Samstag, 31. Mai 2014

FOTOSACHE NR. 33: Donauturm + WIG 64



Ansichtskarte aus einer Serie zur WIG 64, Archiv Susanne Breuss
Zu sehen: Der Donauturm, die Wetterstation und der Sessellift, mit dem man
über die Blumenbeete schweben konnte.  




Heute in meiner Fotoglosse im Extra der Wiener Zeitung: Ein Beitrag zum Donauturm, der anlässlich der WIG 64 (Wiener Internationale Gartenschau 1964) entstanden und mit seinen 252 Metern Höhe noch immer das höchste Bauwerk Österreichs ist.

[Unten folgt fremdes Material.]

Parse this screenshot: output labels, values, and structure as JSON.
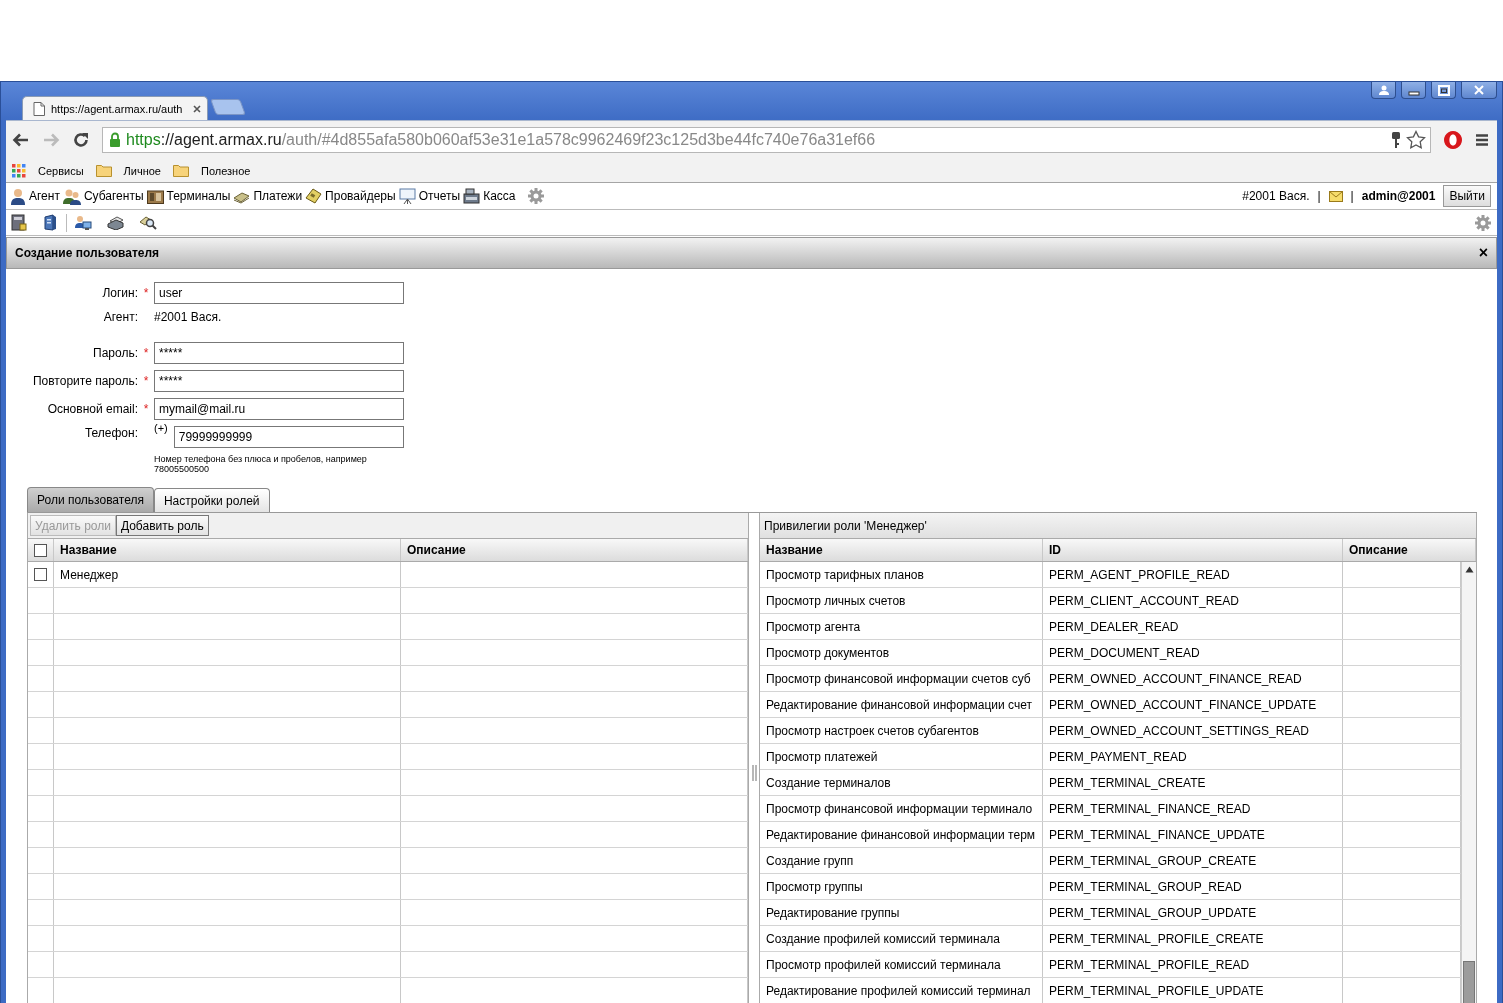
{
  "browser": {
    "tab_title": "https://agent.armax.ru/auth",
    "url": {
      "scheme": "https",
      "host": "://agent.armax.ru",
      "path": "/auth/#4d855afa580b060af53e31e1a578c9962469f23c125d3be44fc740e76a31ef66"
    },
    "bookmarks": [
      {
        "label": "Сервисы",
        "kind": "apps"
      },
      {
        "label": "Личное",
        "kind": "folder"
      },
      {
        "label": "Полезное",
        "kind": "folder"
      }
    ]
  },
  "menu": {
    "items": [
      "Агент",
      "Субагенты",
      "Терминалы",
      "Платежи",
      "Провайдеры",
      "Отчеты",
      "Касса"
    ],
    "agent": "#2001 Вася.",
    "separator_1": "|",
    "separator_2": "|",
    "user": "admin@2001",
    "logout": "Выйти"
  },
  "panel": {
    "title": "Создание пользователя",
    "close": "×"
  },
  "form": {
    "fields": [
      {
        "kind": "input",
        "label": "Логин:",
        "required_mark": "*",
        "value": "user"
      },
      {
        "kind": "text",
        "label": "Агент:",
        "value": "#2001 Вася."
      },
      {
        "kind": "input",
        "label": "Пароль:",
        "required_mark": "*",
        "value": "*****"
      },
      {
        "kind": "input",
        "label": "Повторите пароль:",
        "required_mark": "*",
        "value": "*****"
      },
      {
        "kind": "input",
        "label": "Основной email:",
        "required_mark": "*",
        "value": "mymail@mail.ru"
      },
      {
        "kind": "phone",
        "label": "Телефон:",
        "prefix": "(+)",
        "value": "79999999999",
        "hint": "Номер телефона без плюса и пробелов, например 78005500500"
      }
    ]
  },
  "tabs": [
    {
      "label": "Роли пользователя",
      "selected": true
    },
    {
      "label": "Настройки ролей",
      "selected": false
    }
  ],
  "roles": {
    "buttons": [
      {
        "label": "Удалить роли",
        "disabled": true
      },
      {
        "label": "Добавить роль",
        "disabled": false
      }
    ],
    "header_checked": false,
    "columns": [
      "Название",
      "Описание"
    ],
    "rows": [
      {
        "name": "Менеджер",
        "checked": false
      }
    ]
  },
  "privileges": {
    "title": "Привилегии роли 'Менеджер'",
    "columns": [
      "Название",
      "ID",
      "Описание"
    ],
    "rows": [
      {
        "name": "Просмотр тарифных планов",
        "id": "PERM_AGENT_PROFILE_READ"
      },
      {
        "name": "Просмотр личных счетов",
        "id": "PERM_CLIENT_ACCOUNT_READ"
      },
      {
        "name": "Просмотр агента",
        "id": "PERM_DEALER_READ"
      },
      {
        "name": "Просмотр документов",
        "id": "PERM_DOCUMENT_READ"
      },
      {
        "name": "Просмотр финансовой информации счетов суб",
        "id": "PERM_OWNED_ACCOUNT_FINANCE_READ"
      },
      {
        "name": "Редактирование финансовой информации счет",
        "id": "PERM_OWNED_ACCOUNT_FINANCE_UPDATE"
      },
      {
        "name": "Просмотр настроек счетов субагентов",
        "id": "PERM_OWNED_ACCOUNT_SETTINGS_READ"
      },
      {
        "name": "Просмотр платежей",
        "id": "PERM_PAYMENT_READ"
      },
      {
        "name": "Создание терминалов",
        "id": "PERM_TERMINAL_CREATE"
      },
      {
        "name": "Просмотр финансовой информации терминало",
        "id": "PERM_TERMINAL_FINANCE_READ"
      },
      {
        "name": "Редактирование финансовой информации терм",
        "id": "PERM_TERMINAL_FINANCE_UPDATE"
      },
      {
        "name": "Создание групп",
        "id": "PERM_TERMINAL_GROUP_CREATE"
      },
      {
        "name": "Просмотр группы",
        "id": "PERM_TERMINAL_GROUP_READ"
      },
      {
        "name": "Редактирование группы",
        "id": "PERM_TERMINAL_GROUP_UPDATE"
      },
      {
        "name": "Создание профилей комиссий терминала",
        "id": "PERM_TERMINAL_PROFILE_CREATE"
      },
      {
        "name": "Просмотр профилей комиссий терминала",
        "id": "PERM_TERMINAL_PROFILE_READ"
      },
      {
        "name": "Редактирование профилей комиссий терминал",
        "id": "PERM_TERMINAL_PROFILE_UPDATE"
      }
    ]
  }
}
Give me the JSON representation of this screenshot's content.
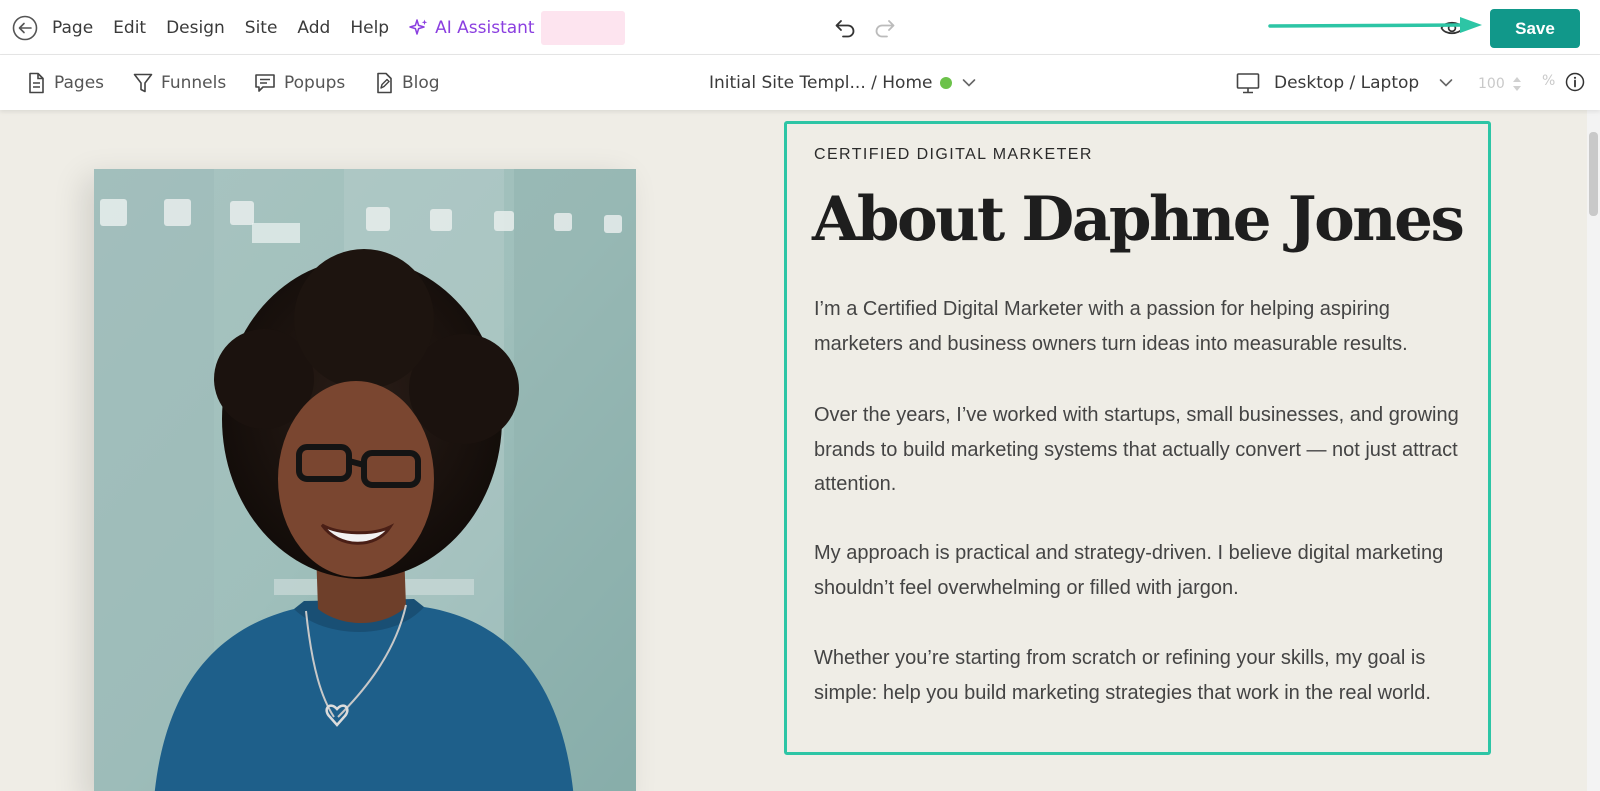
{
  "menu": {
    "items": [
      "Page",
      "Edit",
      "Design",
      "Site",
      "Add",
      "Help"
    ],
    "ai_label": "AI Assistant",
    "save_label": "Save"
  },
  "toolbar": {
    "pages": "Pages",
    "funnels": "Funnels",
    "popups": "Popups",
    "blog": "Blog",
    "site_name": "Initial Site Templ... / Home",
    "device": "Desktop / Laptop",
    "zoom": "100",
    "zoom_unit": "%"
  },
  "content": {
    "eyebrow": "CERTIFIED DIGITAL MARKETER",
    "heading": "About Daphne Jones",
    "paragraphs": [
      "I’m a Certified Digital Marketer with a passion for helping aspiring marketers and business owners turn ideas into measurable results.",
      "Over the years, I’ve worked with startups, small businesses, and growing brands to build marketing systems that actually convert — not just attract attention.",
      "My approach is practical and strategy-driven. I believe digital marketing shouldn’t feel overwhelming or filled with jargon.",
      "Whether you’re starting from scratch or refining your skills, my goal is simple: help you build marketing strategies that work in the real world."
    ]
  },
  "colors": {
    "accent": "#11988a",
    "selection": "#2dc5a5",
    "ai": "#8b3fe0",
    "status": "#6cc24a",
    "canvas_bg": "#efede6"
  },
  "icons": [
    "back-arrow-icon",
    "sparkle-icon",
    "undo-icon",
    "redo-icon",
    "eye-icon",
    "document-icon",
    "funnel-icon",
    "popup-icon",
    "blog-icon",
    "chevron-down-icon",
    "monitor-icon",
    "info-icon"
  ]
}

Zur WIG 64 gibt es noch bis 31. August 2014 im Wien Museum Karlsplatz eine Ausstellung zu sehen: "WIG 64 - Die grüne Nachkriegsmoderne". Der dazu erschienene Katalog enthält u. a. einen Beitrag von Andreas Nierhaus zum Donauturm.
Nähere Infos hier.


Freitag, 30. Mai 2014

DRUCKSACHE NR. 34: Wirkstoffe



Stoff, Heiko: Wirkstoffe. Eine Wissenschaftsgeschichte der Hormone,
Vitamine und Enzyme, 1920-1970 (= Studien zur Geschichte der Deutschen
Forschungsgemeinschaft 9). Stuttgart: Franz Steiner Verlag 2012. ISBN
978-3-515-10099-1; IX, 387 S., 9 Abb.; EUR 52,00.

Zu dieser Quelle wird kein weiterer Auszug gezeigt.